CANNES — Jean-Jacques Annaud’s “The Truth About the Harry Quebert Affair,” the Patrick Dempsey drama which will be showcased via a sneak peek of select scenes tonight at Canneseries, was inspired in part by advice given to a young Annaud by Alfred Hitchcock.
The French director’s first feature, the Africa-set “Black and White in Color,” won him a foreign-language Oscar, and bought him a ticket to Hollywood. Once there, he was asked if he’d like to meet Hitchcock at his chalet on the Warner Bros. lot.
“Most of all, don’t do like me; the same thing all the time. That’s very boring,” Hitchcock told him. “Crime stories bore me out of my brains.”
At a Canneseries masterclass on Friday, which was rich is such anecdote, Annaud reviewed a career which includes some of the great movies of the post Nouvelle Vague, led by “Quest for Fire” and “The Name of the Rose.” Its leitmotif was why he had written and directed his first TV series, a question Annaud attacked from various angles.
“I really like to change. I don’t want to be locked into one genre,” Annaud said, recalling how, even when he directed commercials, he changed from dogs to cats to parrots, babies, children and finally adults, how, “to maintain my mental health,” he made “The Name of the Rose” between “Quest for Fire” and “The Bear,” and his happiness at directing actors who had dialogue in the TV series.

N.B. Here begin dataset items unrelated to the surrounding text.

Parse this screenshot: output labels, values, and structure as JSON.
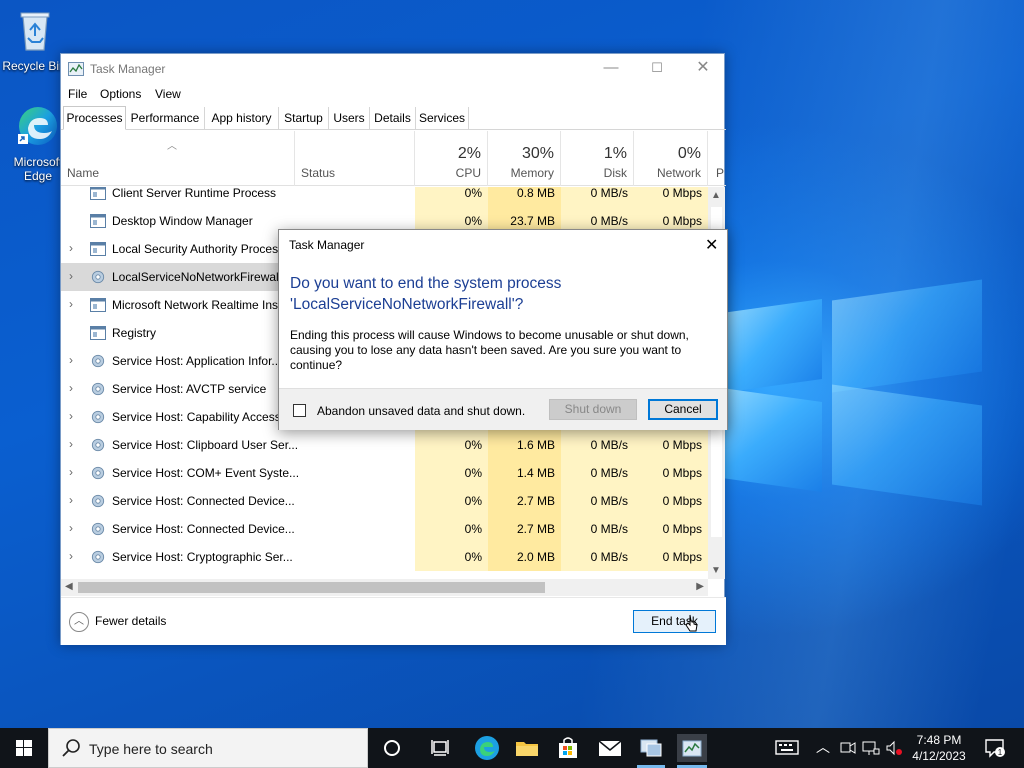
{
  "desktop": {
    "icons": [
      {
        "label": "Recycle Bin",
        "icon": "recycle-bin-icon"
      },
      {
        "label": "Microsoft Edge",
        "icon": "edge-icon"
      }
    ]
  },
  "window": {
    "title": "Task Manager",
    "menu": [
      "File",
      "Options",
      "View"
    ],
    "tabs": [
      "Processes",
      "Performance",
      "App history",
      "Startup",
      "Users",
      "Details",
      "Services"
    ],
    "active_tab": "Processes",
    "columns": {
      "name": "Name",
      "status": "Status",
      "cpu": {
        "pct": "2%",
        "label": "CPU"
      },
      "memory": {
        "pct": "30%",
        "label": "Memory"
      },
      "disk": {
        "pct": "1%",
        "label": "Disk"
      },
      "network": {
        "pct": "0%",
        "label": "Network"
      },
      "power": {
        "label": "P"
      }
    },
    "rows": [
      {
        "name": "Client Server Runtime Process",
        "cpu": "0%",
        "mem": "0.8 MB",
        "disk": "0 MB/s",
        "net": "0 Mbps",
        "expand": false,
        "icon": "window-app-icon"
      },
      {
        "name": "Desktop Window Manager",
        "cpu": "0%",
        "mem": "23.7 MB",
        "disk": "0 MB/s",
        "net": "0 Mbps",
        "expand": false,
        "icon": "window-app-icon"
      },
      {
        "name": "Local Security Authority Process",
        "cpu": "",
        "mem": "",
        "disk": "",
        "net": "",
        "expand": true,
        "icon": "window-app-icon"
      },
      {
        "name": "LocalServiceNoNetworkFirewall",
        "cpu": "",
        "mem": "",
        "disk": "",
        "net": "",
        "expand": true,
        "icon": "gear-icon",
        "selected": true
      },
      {
        "name": "Microsoft Network Realtime Ins...",
        "cpu": "",
        "mem": "",
        "disk": "",
        "net": "",
        "expand": true,
        "icon": "window-app-icon"
      },
      {
        "name": "Registry",
        "cpu": "",
        "mem": "",
        "disk": "",
        "net": "",
        "expand": false,
        "icon": "window-app-icon"
      },
      {
        "name": "Service Host: Application Infor...",
        "cpu": "",
        "mem": "",
        "disk": "",
        "net": "",
        "expand": true,
        "icon": "gear-icon"
      },
      {
        "name": "Service Host: AVCTP service",
        "cpu": "",
        "mem": "",
        "disk": "",
        "net": "",
        "expand": true,
        "icon": "gear-icon"
      },
      {
        "name": "Service Host: Capability Access ...",
        "cpu": "",
        "mem": "",
        "disk": "",
        "net": "",
        "expand": true,
        "icon": "gear-icon"
      },
      {
        "name": "Service Host: Clipboard User Ser...",
        "cpu": "0%",
        "mem": "1.6 MB",
        "disk": "0 MB/s",
        "net": "0 Mbps",
        "expand": true,
        "icon": "gear-icon"
      },
      {
        "name": "Service Host: COM+ Event Syste...",
        "cpu": "0%",
        "mem": "1.4 MB",
        "disk": "0 MB/s",
        "net": "0 Mbps",
        "expand": true,
        "icon": "gear-icon"
      },
      {
        "name": "Service Host: Connected Device...",
        "cpu": "0%",
        "mem": "2.7 MB",
        "disk": "0 MB/s",
        "net": "0 Mbps",
        "expand": true,
        "icon": "gear-icon"
      },
      {
        "name": "Service Host: Connected Device...",
        "cpu": "0%",
        "mem": "2.7 MB",
        "disk": "0 MB/s",
        "net": "0 Mbps",
        "expand": true,
        "icon": "gear-icon"
      },
      {
        "name": "Service Host: Cryptographic Ser...",
        "cpu": "0%",
        "mem": "2.0 MB",
        "disk": "0 MB/s",
        "net": "0 Mbps",
        "expand": true,
        "icon": "gear-icon"
      }
    ],
    "footer": {
      "fewer_details": "Fewer details",
      "end_task": "End task"
    }
  },
  "dialog": {
    "title": "Task Manager",
    "heading": "Do you want to end the system process 'LocalServiceNoNetworkFirewall'?",
    "body": "Ending this process will cause Windows to become unusable or shut down, causing you to lose any data hasn't been saved. Are you sure you want to continue?",
    "checkbox_label": "Abandon unsaved data and shut down.",
    "checkbox_checked": false,
    "btn_shutdown": "Shut down",
    "btn_cancel": "Cancel"
  },
  "taskbar": {
    "search_placeholder": "Type here to search",
    "time": "7:48 PM",
    "date": "4/12/2023",
    "notification_count": "1",
    "accent": "#0078d7"
  }
}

An adaptation of the same-titled novel, the select-scene screening of “The Truth About the Harry Quebert Affair” comes at the April 7 opening ceremony of Canneseries’ Official Competition, the series playing out of competition. Weighing in at over 700 pages, the novel could never have been made into a movie without losing much of its impact, Annaud argued.
“Much of the joy of reading it was going along on a journey with all the different characters. 10 minutes [for its four main characters] wasn’t going to be enough to deal with them properly.”
Annaud confessed he had been hankering after doing TV for 10 years or so. “The degree of notoriety of the film, especially in international, hinges on how it does once it’s screened on TV.”
He added: “When I started my career as a filmmaker, TV was just a quaint black-and-white little gadget that one hardly ever bothered to watch. Now people have huge TV sets, big screens, HD, with quality sound systems.”
On “The Truth,” Annaud used a three-camera set-up he has employed since “Quest for Fire.” But TV also allowed him to explore a shooting style which he hadn’t really used since he started off making commercials.
“I’m the type of the director that likes spontaneity. More and more, I tend not to rehearse. There is a unique kind of spontaneity which you’d never achieve on the fifteenth take.” So on “The Truth,” Annaud made it clear there would be a maximum three takes and forced himself to “adapt to a method of shooting: No overelaborate and highly-complicated mise-en-scène with lots of extras.”
Annaud claimed that he has made his films and now TV series “with total liberty.” TF1, the series’ French broadcaster, asked him some questions and he answered them and that was the limit of its editorial control.
But that doesn’t mean he has always been totally in control. Take Sean Connery’s socks. They provided the best anecdote of Friday early evening in Cannes.
“The first day on set, I saw Sean Connery wearing blue woolen socks, in sandals. So I said to him, ‘Sean, what’s this? You can’t. The Franciscans were poor. They normally went bare-footed.’ And he said to me: ‘No. This Franciscan wears socks.’ I said: ‘No, this Franciscan can’t wear socks, because he is the thinker, the man who guides the thinking of the Order.’
Connery and Annaud reached a compromise: “For long shots, when you see a full-body shot of Sean as he walks, with his priest’s robe hanging down to his feet, he could wear the blue socks, because they wouldn’t be seen. For other shots, he would remove them.”
Shooting fiction means “you have to see to all sorts of little details, which in principle have little to do with direction.”
That’s why Annaud hasn’t had one day off, working all weekends as well as workdays, in the near two-and-a-half years since he began “The Truth” in December 2015, he said at Cannes.